Lo ocurrido durante estos 180 días da para eso y para otras cosas que también llaman la atención.
Quienes se dedican al estudio de la política internacional han visto cómo las teorías más clásicas de las Relaciones Internacionales han recuperado parte de su antiguo vigor y reivindicado su vigencia. Por mucho que tengan que decir sobre el mundo las “aproximaciones críticas” a esa disciplina -y es mucho lo que pueden decir-, la política entre las naciones sigue siendo, en lo esencial, “la lucha por el poder y la paz”, como lo resumió, en un título que lo dice todo, el padre del realismo clásico, Hans Morgenthau, a quien quizá valga la pena volver a leer.
Los polemólogos han podido constatar la preocupante tendencia a la “militarización” -weaponization dicen los anglosajones- de todas las cosas: del sistema financiero internacional, de los flujos migratorios, de la información, de las materias primas, de los alimentos. Vino nuevo en odres viejos, con todo lo que ello puede acarrear.

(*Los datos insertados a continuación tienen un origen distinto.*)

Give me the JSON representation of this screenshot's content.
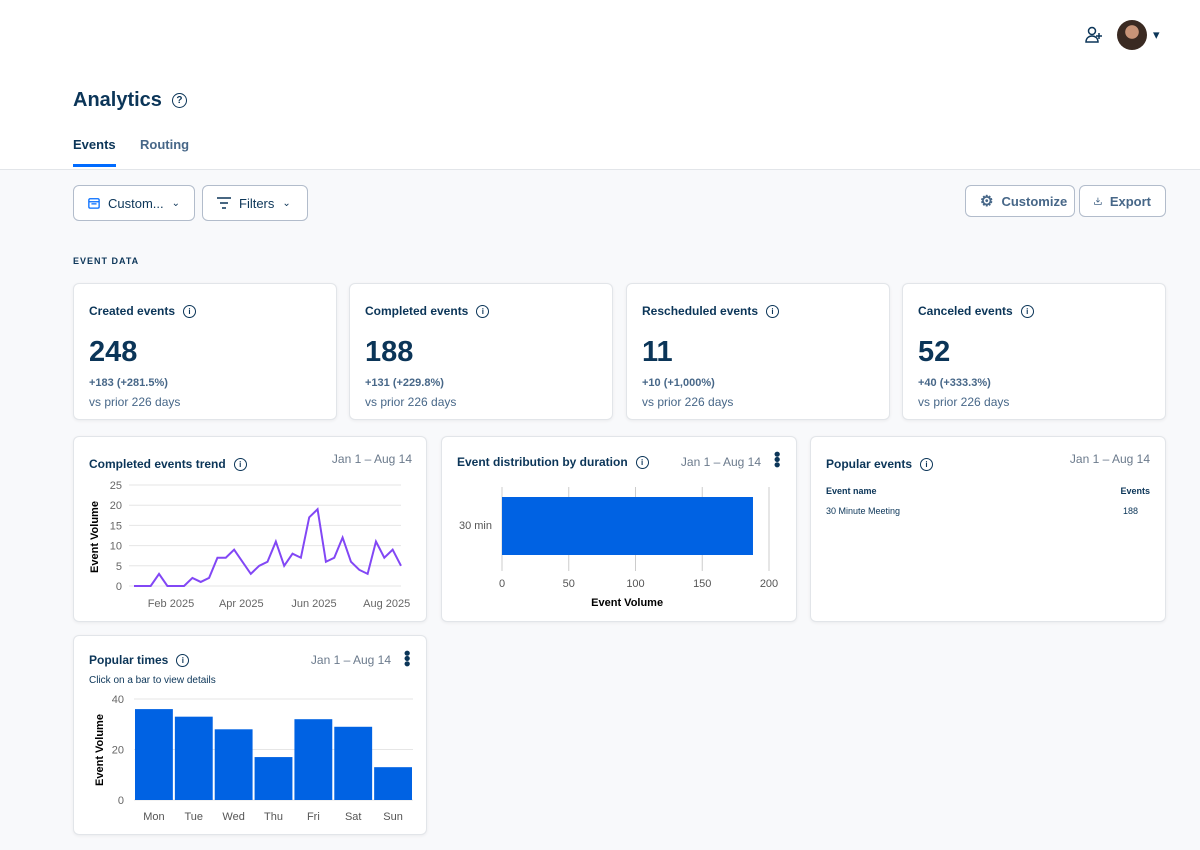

Los estrategas han comprobado, una vez más, que la geografía importa. En el caso de Turquía, para convertirse en actor necesario de un drama que no fue escrito para ella, pero en el que puede alardear de todos sus talentos. En el de los Estados Bálticos, porque no tienen forma de no ser sus prisioneros.
Y en la encrucijada, entre un mundo ya muerto y otro que aún está por nacer, las diplomacias de no pocas naciones coquetean con el equilibrismo: intentan navegar en mares cuyas aguas, aunque conocidas, agitan ahora corrientes y vientos que sus aparejos pueden no estar preparados, ni bastar, para sortear sin derivar.